Cuando abrimos la plaza, antes de que fuera publicada en los diferentes portales de búsqueda de trabajo, hicimos una redacción impecable de las características del perfil que buscábamos, para intentar evitar candidaturas que no se adaptasen a nuestras necesidades.
No pedíamos un master en el MIT ni nada parecido. Menos de dos años de experiencia, formación universitaria en informática, ingeniería o telecomunicaciones. Con conocimientos básicos en áreas de programación y sistemas.
Las tareas que describimos que se le asignarían eran dar soporte técnico a usuarios, solucionando (o intentando solucionar) posibles incidencias, desarrollo de software básico y pruebas y documentación.
Pero vamos, con que supiese moverse con un mínimo de lógica en entornos de desarrollo y ser mínimamente presentable, teníamos de sobra.

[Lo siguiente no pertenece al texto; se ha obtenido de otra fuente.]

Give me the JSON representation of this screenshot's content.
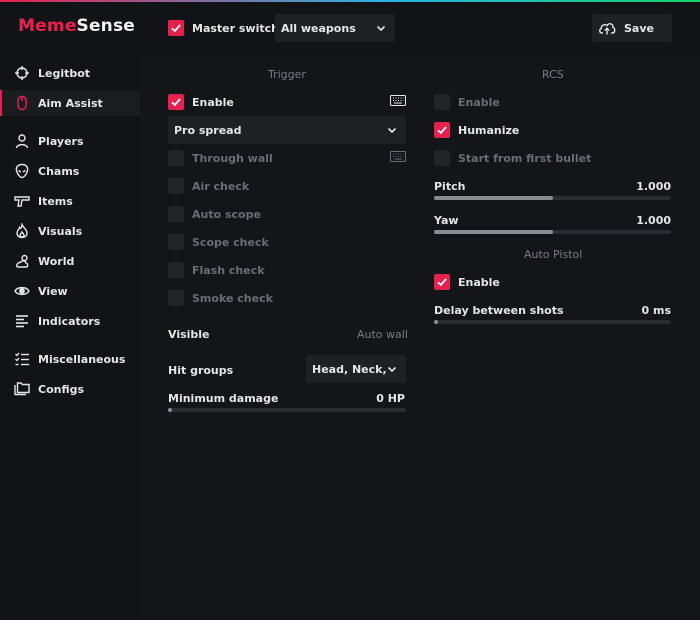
{
  "app": {
    "logo_part1": "Meme",
    "logo_part2": "Sense"
  },
  "sidebar": {
    "items": [
      {
        "label": "Legitbot",
        "icon": "crosshair-icon"
      },
      {
        "label": "Aim Assist",
        "icon": "mouse-icon",
        "active": true
      },
      {
        "label": "Players",
        "icon": "user-icon"
      },
      {
        "label": "Chams",
        "icon": "alien-head-icon"
      },
      {
        "label": "Items",
        "icon": "pistol-icon"
      },
      {
        "label": "Visuals",
        "icon": "flame-icon"
      },
      {
        "label": "World",
        "icon": "cloud-sun-icon"
      },
      {
        "label": "View",
        "icon": "eye-icon"
      },
      {
        "label": "Indicators",
        "icon": "text-lines-icon"
      },
      {
        "label": "Miscellaneous",
        "icon": "checklist-icon"
      },
      {
        "label": "Configs",
        "icon": "folders-icon"
      }
    ]
  },
  "header": {
    "master_switch_label": "Master switch",
    "master_switch_checked": true,
    "weapon_select": "All weapons",
    "save_label": "Save"
  },
  "trigger": {
    "heading": "Trigger",
    "enable_label": "Enable",
    "enable_checked": true,
    "mode_select": "Pro spread",
    "through_wall": "Through wall",
    "air_check": "Air check",
    "auto_scope": "Auto scope",
    "scope_check": "Scope check",
    "flash_check": "Flash check",
    "smoke_check": "Smoke check",
    "visible_label": "Visible",
    "visible_value": "Auto wall",
    "hit_groups_label": "Hit groups",
    "hit_groups_value": "Head, Neck, C",
    "min_damage_label": "Minimum damage",
    "min_damage_value": "0 HP",
    "min_damage_fraction": 0.0
  },
  "rcs": {
    "heading": "RCS",
    "enable_label": "Enable",
    "enable_checked": false,
    "humanize_label": "Humanize",
    "humanize_checked": true,
    "start_first_label": "Start from first bullet",
    "pitch_label": "Pitch",
    "pitch_value": "1.000",
    "pitch_fraction": 0.5,
    "yaw_label": "Yaw",
    "yaw_value": "1.000",
    "yaw_fraction": 0.5
  },
  "auto_pistol": {
    "heading": "Auto Pistol",
    "enable_label": "Enable",
    "enable_checked": true,
    "delay_label": "Delay between shots",
    "delay_value": "0 ms",
    "delay_fraction": 0.0
  },
  "colors": {
    "accent": "#e6214f",
    "background": "#121316",
    "panel": "#1f2024"
  }
}
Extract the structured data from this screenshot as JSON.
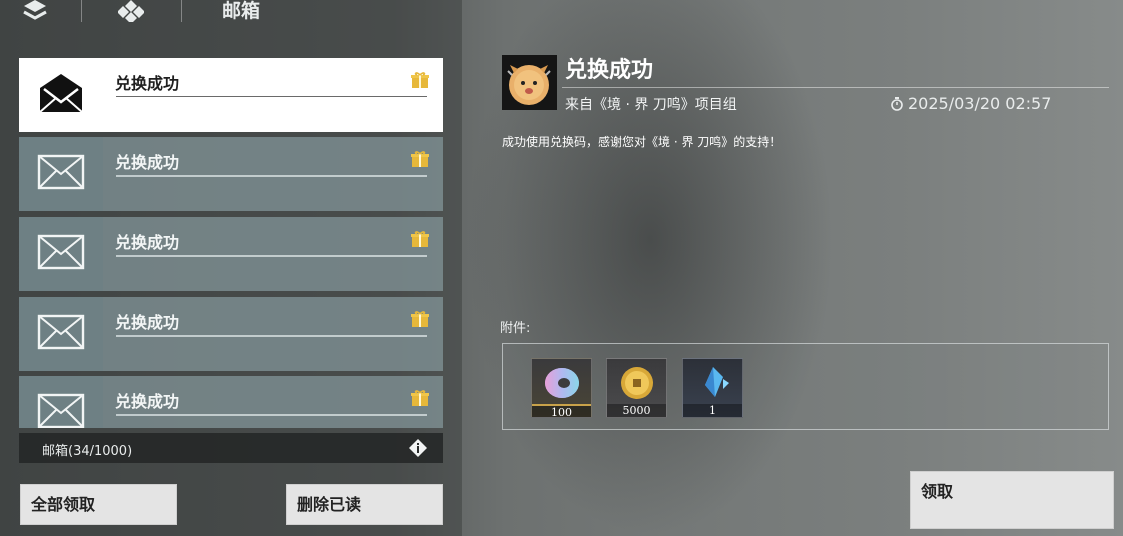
{
  "header": {
    "title": "邮箱"
  },
  "mail_list": [
    {
      "title": "兑换成功",
      "selected": true
    },
    {
      "title": "兑换成功",
      "selected": false
    },
    {
      "title": "兑换成功",
      "selected": false
    },
    {
      "title": "兑换成功",
      "selected": false
    },
    {
      "title": "兑换成功",
      "selected": false
    }
  ],
  "footer": {
    "mail_count": "邮箱(34/1000)",
    "claim_all_label": "全部领取",
    "delete_read_label": "删除已读"
  },
  "detail": {
    "title": "兑换成功",
    "sender": "来自《境 · 界 刀鸣》项目组",
    "time": "2025/03/20 02:57",
    "body": "成功使用兑换码，感谢您对《境 · 界 刀鸣》的支持！",
    "attachments_label": "附件:",
    "attachments": [
      {
        "name": "ring-currency",
        "qty": "100"
      },
      {
        "name": "gold-coin",
        "qty": "5000"
      },
      {
        "name": "blue-crystal",
        "qty": "1"
      }
    ],
    "claim_label": "领取"
  },
  "colors": {
    "gift": "#e7b83a",
    "selected_bg": "#ffffff",
    "item_bg": "#80929a"
  }
}
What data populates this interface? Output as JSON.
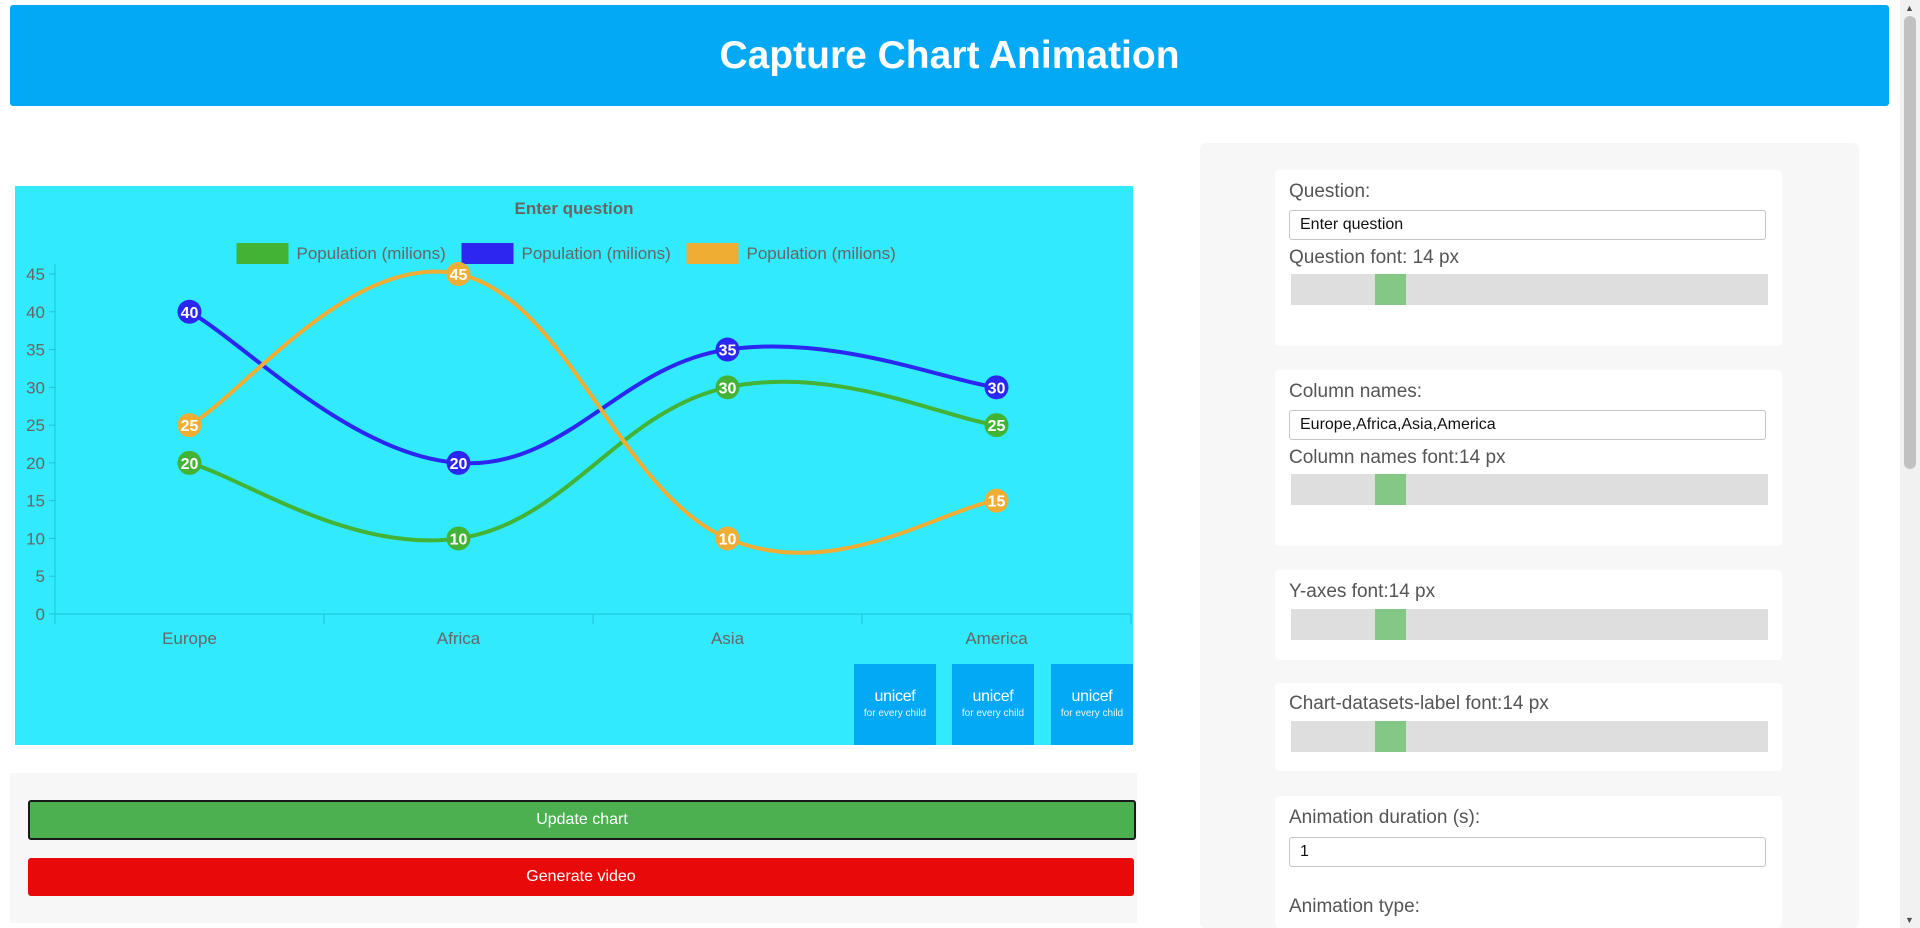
{
  "header": {
    "title": "Capture Chart Animation"
  },
  "chart_data": {
    "type": "line",
    "title": "Enter question",
    "categories": [
      "Europe",
      "Africa",
      "Asia",
      "America"
    ],
    "series": [
      {
        "name": "Population (milions)",
        "color": "#43b336",
        "values": [
          20,
          10,
          30,
          25
        ]
      },
      {
        "name": "Population (milions)",
        "color": "#2b26f0",
        "values": [
          40,
          20,
          35,
          30
        ]
      },
      {
        "name": "Population (milions)",
        "color": "#f0ad33",
        "values": [
          25,
          45,
          10,
          15
        ]
      }
    ],
    "yticks": [
      "0",
      "5",
      "10",
      "15",
      "20",
      "25",
      "30",
      "35",
      "40",
      "45"
    ],
    "ylim": [
      0,
      45
    ],
    "legend_position": "top",
    "background": "#32eafd",
    "line_style": "smooth"
  },
  "logos": [
    {
      "line1": "unicef",
      "line2": "for every child"
    },
    {
      "line1": "unicef",
      "line2": "for every child"
    },
    {
      "line1": "unicef",
      "line2": "for every child"
    }
  ],
  "buttons": {
    "update": "Update chart",
    "generate": "Generate video"
  },
  "settings": {
    "question_label": "Question:",
    "question_value": "Enter question",
    "question_font_label": "Question font: 14 px",
    "question_font_value": 14,
    "column_names_label": "Column names:",
    "column_names_value": "Europe,Africa,Asia,America",
    "column_names_font_label": "Column names font:14 px",
    "column_names_font_value": 14,
    "yaxes_font_label": "Y-axes font:14 px",
    "yaxes_font_value": 14,
    "datasets_font_label": "Chart-datasets-label font:14 px",
    "datasets_font_value": 14,
    "animation_duration_label": "Animation duration (s):",
    "animation_duration_value": "1",
    "animation_type_label": "Animation type:"
  },
  "colors": {
    "header": "#03a9f4",
    "update_button": "#4caf50",
    "generate_button": "#e80a0a",
    "slider_thumb": "#83c884"
  }
}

Este tipo de plazas suelen ser comunes en las empresas tecnológicas para que los novatos consigan ir sumando experiencia y añadiendo entradas en el currículum. Todos los que nos dedicamos a esto, hemos empezado así. Yo, personalmente, tengo buenos recuerdos, en general, de mis experiencias como junior, porque aprendí un montón y me lo pasé bastante bien.
Bueno, pues empieza la ristra de entrevistas para ocupar la plaza, y mi jefe me pide que haga la primera criba, porque soy el senior con más años en la casa. ¿Que qué me encuentro? Os hago una pequeña cata de la fauna que pasó por delante de mis narices:
Un tipo muy seguro de sí mismo y con cierto aire de sabelotodo, pero que durante la entrevista mezcla y confunde conceptos básicos de programación, haciéndome dudar de si en verdad tiene los estudios que dice que tiene.
Un motivado de la vida, un ser de luz que, en lugar de presentar su currículum, me pasa un enlace a su perfil de Instagram, lleno de fotos de él abrazando árboles, y me envía solicitud de amistad a mi perfil privado. (¡Ubícate, niñato!)
Uno que se ha informado y que exige un sueldo de 30.000 euros brutos al año porque un usuario de TikTok, al que él sigue, que hace dropshipping (algo así como un intermediario online entre un cliente y un proveedor) gana esa cifra. Se me ocurre insinuar que quizás, sólo quizás, al principio el sueldo tiene que ser algo más modesto y conforme se vayan demostrando las capacidades, ir cobrando más. Y el colega se me ofende. Me dice que mi insinuación echa cierto tufillo a microagresión laboral y que podría denunciar a la empresa en Twitter. Y eso es peligroso porque tiene muchos seguidores.
Mención aparte merecen los que, aunque en la oferta ponía que el puesto era presencial parcial y había que ir alguna que otra vez a la oficina, piden teletrabajo total alegando los motivos más surrealistas: yo es que tengo fobia social y no puedo salir de casa; a mí es que la luz artificial me provoca dolor de cabeza (supongo que en su casa se iluminará con velas o con luciérnagas, porque si no, a ver qué hace); es que no puedo perder tiempo desplazándome a la oficina porque necesito disponer de todo mi tiempo libre para no descuidar mi canal de Twitch; uno me dijo literalmente que su tiempo es oro (el mío no vale nada, claro).
¿Que la juventud es el futuro? Pues con estas actitudes nos espera un futuro negro, en el que cada vez que se estropee mínimamente un ordenador te tengas que comprar uno nuevo, porque no habrá nadie que sea capaz de arreglarlo.
¿Es que no queda gente con ganas de aprender, de ganarse el puesto, de crecer desde abajo? No me extrañaría que, en un futuro no muy lejano, estas funciones se cubran con inteligencia artificial. Y entonces los niñatos se quejarán de que la IA les quita el trabajo. Es que con lo que he tenido que ver en los últimos días, se lo tendrían merecido.
Total, que por ahora no hemos cubierto la plaza. Y ya veremos si la podemos acabar cubriendo.